A cool microclimate in the shadow of the Blue Ridge Mountains has allowed farmer James Light to grow broccoli in quantity enough to supply a small chain of supermarkets.

Along most of the East Coast, however, the broccoli piled up in produce crispers has traveled thousands of miles from the West Coast in refrigerated trucks, typically at a cost of $6,000 a tractor load.

A team of researchers and agricultural agents hopes to take a bite out of the West Coast's $1 billion broccoli monopoly with new strains of the vegetable designed to withstand the East Coast's heat and humidity. They've received a $3.2 million grant from the U.S. Department of Agriculture and $1.7 million in matching private contributions to create a broccoli corridor running from northern Florida to Maine.

Their work has been driven by the rising cost of fuel to ship crates of broccoli from California fields to East Coast grocery coolers, the "eat local" movement and concerns about creating a sustainable, diversified food network.

U.S. consumption of broccoli has nearly doubled in the past 25 years, with Americans now eating 8.5 pounds annually of the vegetable celebrated for its high levels of vitamin C, fiber and antioxidants. Nearly all of that comes from California, according to the U.S. Department of Agriculture.

"And they do an excellent job," said Thomas Bjorkman, one of the lead researchers and associate professor of horticulture at Cornell University. "But with the demand for locally grown and rising transportation costs, that really creates an opportunity for Eastern production."

East Coast proponents aim to capture a $100 million share of the broccoli market in five to 10 years.

"We're not attempting to put California out of business. We just want a piece of the action," said J. Powell Smith, a South Carolina extension agent who is lining up growers in his state. South Carolina farmers currently devote about 1,000 acres to broccoli.

But Smith said it won't be easy to compete with established, proven growers in California, as well as Arizona.

In order to do so, we want to produce a product that is equal in quality if not superior," he said.

Broccoli suffers under constant hot temperatures and humidity common to the Southeast, developing "cateye" -- a polka-dot pattern of discolored buds. Stores reject batches of broccoli that aren't properly shaped or a deeply colored green, and they want a reliable supply system.

"If you cannot deliver year-round, you're going to be a bit player," Bjorkman said. "It's really going to take improved varieties to stretch the season."

The West Coast dominates because it has the cooler nighttime temperatures and climates broccoli needs and vast areas of farmland to keep the vegetable growing all year.

"A long stretch of California, from the north-central valley to the desert has been able to produce broccoli year-round by shifting production north and south," said Mark H. Farnham, a broccoli breeder in South Carolina. "We believe it can be done up and down the East Coast."

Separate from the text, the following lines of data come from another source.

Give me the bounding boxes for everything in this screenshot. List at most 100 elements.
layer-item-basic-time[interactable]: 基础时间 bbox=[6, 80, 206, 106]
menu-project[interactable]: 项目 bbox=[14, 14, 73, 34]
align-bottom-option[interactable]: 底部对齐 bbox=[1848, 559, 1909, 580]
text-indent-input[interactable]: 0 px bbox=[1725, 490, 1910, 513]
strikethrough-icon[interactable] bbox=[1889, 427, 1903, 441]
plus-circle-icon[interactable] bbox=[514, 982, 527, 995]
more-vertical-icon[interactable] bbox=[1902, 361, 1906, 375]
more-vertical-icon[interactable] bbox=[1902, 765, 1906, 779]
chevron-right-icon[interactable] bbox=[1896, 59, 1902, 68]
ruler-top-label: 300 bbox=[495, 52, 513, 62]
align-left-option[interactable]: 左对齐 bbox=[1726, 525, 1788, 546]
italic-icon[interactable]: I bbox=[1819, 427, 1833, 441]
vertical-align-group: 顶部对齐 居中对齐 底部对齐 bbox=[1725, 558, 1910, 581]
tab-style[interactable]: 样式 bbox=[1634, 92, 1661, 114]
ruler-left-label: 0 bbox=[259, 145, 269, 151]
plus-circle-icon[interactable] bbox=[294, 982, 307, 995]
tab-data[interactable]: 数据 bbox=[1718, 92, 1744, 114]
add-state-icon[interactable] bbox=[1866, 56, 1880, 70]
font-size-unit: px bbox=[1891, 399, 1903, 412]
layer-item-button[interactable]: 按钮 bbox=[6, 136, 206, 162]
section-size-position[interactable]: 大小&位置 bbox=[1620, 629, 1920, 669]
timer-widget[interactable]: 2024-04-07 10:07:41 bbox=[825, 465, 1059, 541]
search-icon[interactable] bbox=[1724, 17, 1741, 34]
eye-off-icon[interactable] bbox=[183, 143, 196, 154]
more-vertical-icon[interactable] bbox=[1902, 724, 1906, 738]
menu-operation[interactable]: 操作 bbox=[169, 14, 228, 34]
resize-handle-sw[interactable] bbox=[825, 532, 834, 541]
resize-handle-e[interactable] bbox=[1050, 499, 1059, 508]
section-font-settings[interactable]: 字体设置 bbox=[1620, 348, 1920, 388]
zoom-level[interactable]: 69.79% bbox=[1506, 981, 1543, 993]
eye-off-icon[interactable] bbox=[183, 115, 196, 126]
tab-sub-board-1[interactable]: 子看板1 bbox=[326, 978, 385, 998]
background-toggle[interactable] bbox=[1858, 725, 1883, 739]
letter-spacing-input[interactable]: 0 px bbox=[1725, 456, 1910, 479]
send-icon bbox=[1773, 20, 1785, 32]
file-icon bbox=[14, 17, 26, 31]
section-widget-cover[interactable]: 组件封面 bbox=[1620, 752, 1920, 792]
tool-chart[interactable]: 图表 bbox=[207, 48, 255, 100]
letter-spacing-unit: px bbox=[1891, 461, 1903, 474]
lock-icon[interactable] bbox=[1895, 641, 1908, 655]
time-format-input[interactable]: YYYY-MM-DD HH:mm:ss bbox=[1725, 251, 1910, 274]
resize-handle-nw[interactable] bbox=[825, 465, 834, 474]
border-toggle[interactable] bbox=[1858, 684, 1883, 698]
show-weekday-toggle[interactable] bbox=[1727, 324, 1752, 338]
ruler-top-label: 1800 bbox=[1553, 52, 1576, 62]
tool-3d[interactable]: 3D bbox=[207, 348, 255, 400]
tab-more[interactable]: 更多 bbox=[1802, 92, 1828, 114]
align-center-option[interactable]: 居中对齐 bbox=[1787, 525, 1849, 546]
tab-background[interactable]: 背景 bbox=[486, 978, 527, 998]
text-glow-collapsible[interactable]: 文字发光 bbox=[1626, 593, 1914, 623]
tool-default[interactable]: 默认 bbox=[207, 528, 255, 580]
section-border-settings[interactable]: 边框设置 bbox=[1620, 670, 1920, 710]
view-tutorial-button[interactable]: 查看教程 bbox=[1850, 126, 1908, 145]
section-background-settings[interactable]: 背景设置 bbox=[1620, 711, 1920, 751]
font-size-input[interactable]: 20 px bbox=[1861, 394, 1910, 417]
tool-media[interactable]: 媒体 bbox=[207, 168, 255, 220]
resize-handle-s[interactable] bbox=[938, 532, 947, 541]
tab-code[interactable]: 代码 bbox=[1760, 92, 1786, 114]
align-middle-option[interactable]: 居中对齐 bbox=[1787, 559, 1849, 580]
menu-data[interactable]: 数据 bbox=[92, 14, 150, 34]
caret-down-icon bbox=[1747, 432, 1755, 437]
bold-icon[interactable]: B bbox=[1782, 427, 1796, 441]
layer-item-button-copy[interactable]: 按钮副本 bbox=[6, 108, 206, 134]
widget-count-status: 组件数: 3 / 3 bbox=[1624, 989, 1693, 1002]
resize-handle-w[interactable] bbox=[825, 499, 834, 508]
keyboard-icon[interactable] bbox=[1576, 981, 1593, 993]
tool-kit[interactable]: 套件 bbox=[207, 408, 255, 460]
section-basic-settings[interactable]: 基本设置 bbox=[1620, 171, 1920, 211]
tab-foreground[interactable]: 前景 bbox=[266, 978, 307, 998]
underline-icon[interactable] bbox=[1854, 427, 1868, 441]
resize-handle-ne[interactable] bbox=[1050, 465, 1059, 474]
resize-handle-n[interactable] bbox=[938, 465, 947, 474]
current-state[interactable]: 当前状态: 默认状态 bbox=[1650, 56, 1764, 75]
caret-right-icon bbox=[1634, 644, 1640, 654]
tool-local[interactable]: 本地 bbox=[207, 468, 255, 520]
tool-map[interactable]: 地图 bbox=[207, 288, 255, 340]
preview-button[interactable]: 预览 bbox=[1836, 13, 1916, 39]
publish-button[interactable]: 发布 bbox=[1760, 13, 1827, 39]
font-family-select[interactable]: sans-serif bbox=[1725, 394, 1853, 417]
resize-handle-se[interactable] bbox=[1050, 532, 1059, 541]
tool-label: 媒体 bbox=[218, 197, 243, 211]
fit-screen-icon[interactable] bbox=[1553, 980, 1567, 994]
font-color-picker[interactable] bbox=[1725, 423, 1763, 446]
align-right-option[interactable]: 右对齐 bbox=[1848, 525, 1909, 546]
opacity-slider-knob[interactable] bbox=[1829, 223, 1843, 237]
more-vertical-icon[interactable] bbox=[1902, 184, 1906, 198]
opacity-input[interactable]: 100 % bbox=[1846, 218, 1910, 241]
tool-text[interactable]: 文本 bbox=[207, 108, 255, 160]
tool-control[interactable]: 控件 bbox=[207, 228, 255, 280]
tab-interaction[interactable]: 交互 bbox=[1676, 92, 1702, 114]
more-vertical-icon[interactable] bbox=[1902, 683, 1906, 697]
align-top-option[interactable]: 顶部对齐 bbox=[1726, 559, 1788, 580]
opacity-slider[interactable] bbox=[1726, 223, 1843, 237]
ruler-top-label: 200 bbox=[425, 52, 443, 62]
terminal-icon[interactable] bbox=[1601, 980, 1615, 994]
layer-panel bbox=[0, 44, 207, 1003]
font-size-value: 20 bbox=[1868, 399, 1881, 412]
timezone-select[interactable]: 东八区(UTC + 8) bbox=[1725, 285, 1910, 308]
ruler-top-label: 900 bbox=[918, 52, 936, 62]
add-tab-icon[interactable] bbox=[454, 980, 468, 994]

Miguel Gomez, an assistant professor of applied economics and management at Cornell University, has been helping put together an East Coast network of farmers and retailers. Along with saving money, Gomez said creating second major production center for broccoli provides a hedge against threats such as drought, disease and bioterrorism.

"When you look at a food system that depends on a single area, that is extremely risky," he said. "It's good to diversify."

It also saves money. Shipping 10 tons of broccoli from Salinas, Calif., for instance, runs about $6,000 and adds 20 cents to 25 cents per pound to the vegetable's cost, Bjorkman said.

The Western Growers Association, which represents growers in California and Arizona, declined an Associated Press request to comment on the East Coast initiative.

While researchers expect the East Coast network to include areas where broccoli is already grown on a small scale, they also hope to grow new varieties in places broccoli hasn't been planted before. They've been recruiting farmers to test the new varieties at the same time they're trying to convince current growers to increase their acres and developing regional distribution hubs.

They're working with farmers like Light and retailers like Kevin Semones, manager of the Southwest Virginia Farmers Market in Hillsville, where Light sells his vegetables.